New data from Openmarkets’ XYZ of Australian equities report reveals that despite the pressures brought forth by inflation and the cost of living crisis, younger investors are bucking the trend towards selling their equities, unlike their older counterparts.
Generation Y and Z are increasingly buying and holding equities to invest for the long term, while reducing their share trading frequency below that of the Baby Boomers cohort in 2023.
In fact, Openmarkets’ analysis of 300,000 share trading accounts shows that 64% of Gen Y and Z’s trades in the first quarter of 2023 were buys, compared to a slightly lower 61% for Gen X, and 54% for the Baby Boomers.
Younger investors look towards the future of resources
The data also shows that Gen Y and Z are largely focused on future-forward investments with the potential for growth – primarily in the form of exchange-traded funds (ETFs) and lithium stocks.
In the first quarter of 2023, interest in ETFs from the younger generations grew from 27% to 29% of total trades.
According to Openmarkets, Gen Y and Z’s most bought stock in Q1 2023 was in Australian lithium mining company, Pilbara Minerals, followed by Stanmore Resources (coal mining) and Core Lithium Ltd.
Lithium, often used in rechargeable batteries for a range of products like phones and electric vehicles, has good long-term growth prospects, according to Forbes Advisor .
Long-term investments are what the younger generations are looking for right now
Gen Y and Z are trading less frequently than Gen X and the Baby Boomers, with the youngins conducting an annual average of 10.7 trades, Gen X at 16.3, and the Boomers shaking their portfolios up with 27.3 trades a year.
Openmarkets chief executive, Dan Jowett says the data challenges the prevailing stereotypes of younger investors, who often follow the ‘hype’ and prefer higher risk investment strategies.
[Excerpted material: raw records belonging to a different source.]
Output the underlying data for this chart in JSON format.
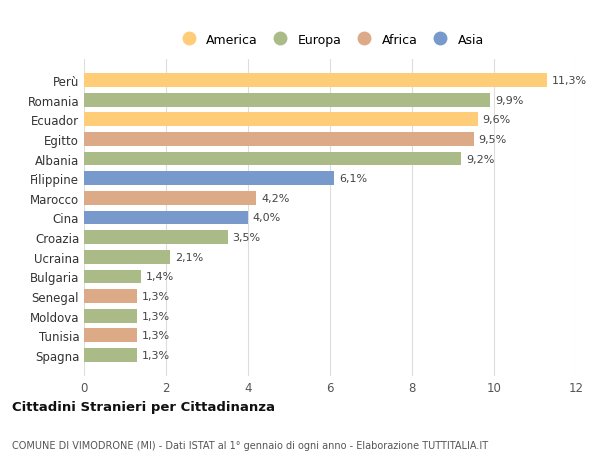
{
  "categories": [
    "Spagna",
    "Tunisia",
    "Moldova",
    "Senegal",
    "Bulgaria",
    "Ucraina",
    "Croazia",
    "Cina",
    "Marocco",
    "Filippine",
    "Albania",
    "Egitto",
    "Ecuador",
    "Romania",
    "Perù"
  ],
  "values": [
    1.3,
    1.3,
    1.3,
    1.3,
    1.4,
    2.1,
    3.5,
    4.0,
    4.2,
    6.1,
    9.2,
    9.5,
    9.6,
    9.9,
    11.3
  ],
  "labels": [
    "1,3%",
    "1,3%",
    "1,3%",
    "1,3%",
    "1,4%",
    "2,1%",
    "3,5%",
    "4,0%",
    "4,2%",
    "6,1%",
    "9,2%",
    "9,5%",
    "9,6%",
    "9,9%",
    "11,3%"
  ],
  "continents": [
    "Europa",
    "Africa",
    "Europa",
    "Africa",
    "Europa",
    "Europa",
    "Europa",
    "Asia",
    "Africa",
    "Asia",
    "Europa",
    "Africa",
    "America",
    "Europa",
    "America"
  ],
  "colors": {
    "America": "#FFCC77",
    "Europa": "#AABB88",
    "Africa": "#DDAA88",
    "Asia": "#7799CC"
  },
  "legend_order": [
    "America",
    "Europa",
    "Africa",
    "Asia"
  ],
  "title1": "Cittadini Stranieri per Cittadinanza",
  "title2": "COMUNE DI VIMODRONE (MI) - Dati ISTAT al 1° gennaio di ogni anno - Elaborazione TUTTITALIA.IT",
  "xlim": [
    0,
    12
  ],
  "xticks": [
    0,
    2,
    4,
    6,
    8,
    10,
    12
  ],
  "bg_color": "#ffffff",
  "grid_color": "#dddddd"
}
“In an era where young people are often associated with 'hype' stocks, finfluencers and short-term wins, it is interesting to see this is not necessarily reality,” he said.
“Our data shows younger Australians are trading less, sticking to stocks they know and gradually accumulating them to build long-term wealth.”
Diversification declines across the ages
However, Openmarkets also noted that, on the whole, portfolio diversification is dropping – and it’s not a problem isolated to one generation, according to Jowett.
“What also stands out for all generations, is that portfolios are becoming marginally less diverse, adding risk as market volatility continues. All investors should understand the impact of risk and volatility on portfolios as they consider short and long-term goals.”